Dump to multiple jsonlines files

Dump multiple iterables incrementally to the specified jsonlines file paths, optimizing memory usage.

The files can be compressed using gzip, bzip2, or xz formats. If the file extension is not recognized, it will be dumped to a text file.

Example #1

This example uses jsonl.dump_fork to incrementally write fake daily temperature data for multiple cities to separate JSON Lines files, exporting records for the first days of specified years. It efficiently manages data by creating individual files for each city, optimizing memory usage.

import datetime
import itertools
import random

import jsonl


def fetch_temperature_by_city():
    """
    Yielding filenames for each city with fake daily temperature data for the initial days of
    the specified years.
    """

    years = [2023, 2024]
    first_days = 10
    cities = ["New York", "Los Angeles", "Chicago"]

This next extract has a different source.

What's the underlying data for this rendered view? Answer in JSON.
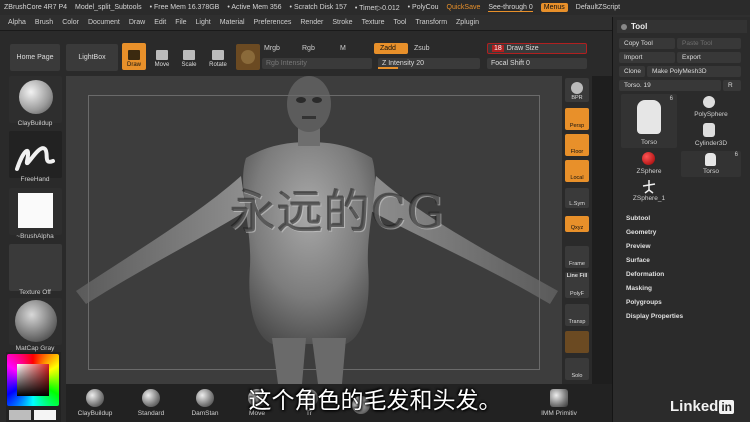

    for year, city in itertools.product(years, cities):
        start = datetime.datetime(year, 1, 1)
        dates = (start + datetime.timedelta(days=day) for day in range(first_days))
        daily_temperature = (
            {"date": date.isoformat(), "city": city, "temperature": round(random.uniform(-10, 35), 2)}
            for date in dates
        )
        yield (f"{city}.jsonl", daily_temperature)


# Write the generated data to files in JSON Lines format
jsonl.dump_fork(fetch_temperature_by_city())

Example #2

This example demonstrates how to dump data using different JSON libraries. You can install orjson and ujson to run the following example.

pip install orjson ujson # Ignore this command if these libraries are already installed.

import orjson
import ujson
import jsonl


def worker():
    yield ("num.jsonl", ({"value": 1}, {"value": 2}))
    yield ("foo.jsonl", iter(({"a": "1"}, {"b": 2})))
    yield ("num.jsonl", [{"value": 3}])
    yield ("foo.jsonl", ())


# Dump the data using the default json.dumps function.
jsonl.dump_fork(worker())

# Dump the data using the ujson library.
jsonl.dump_fork(worker(), json_dumps=ujson.dumps, ensure_ascii=False)

# Dump the data using the orjson library.
jsonl.dump_fork(worker(), json_dumps=orjson.dumps)  # using (orjson)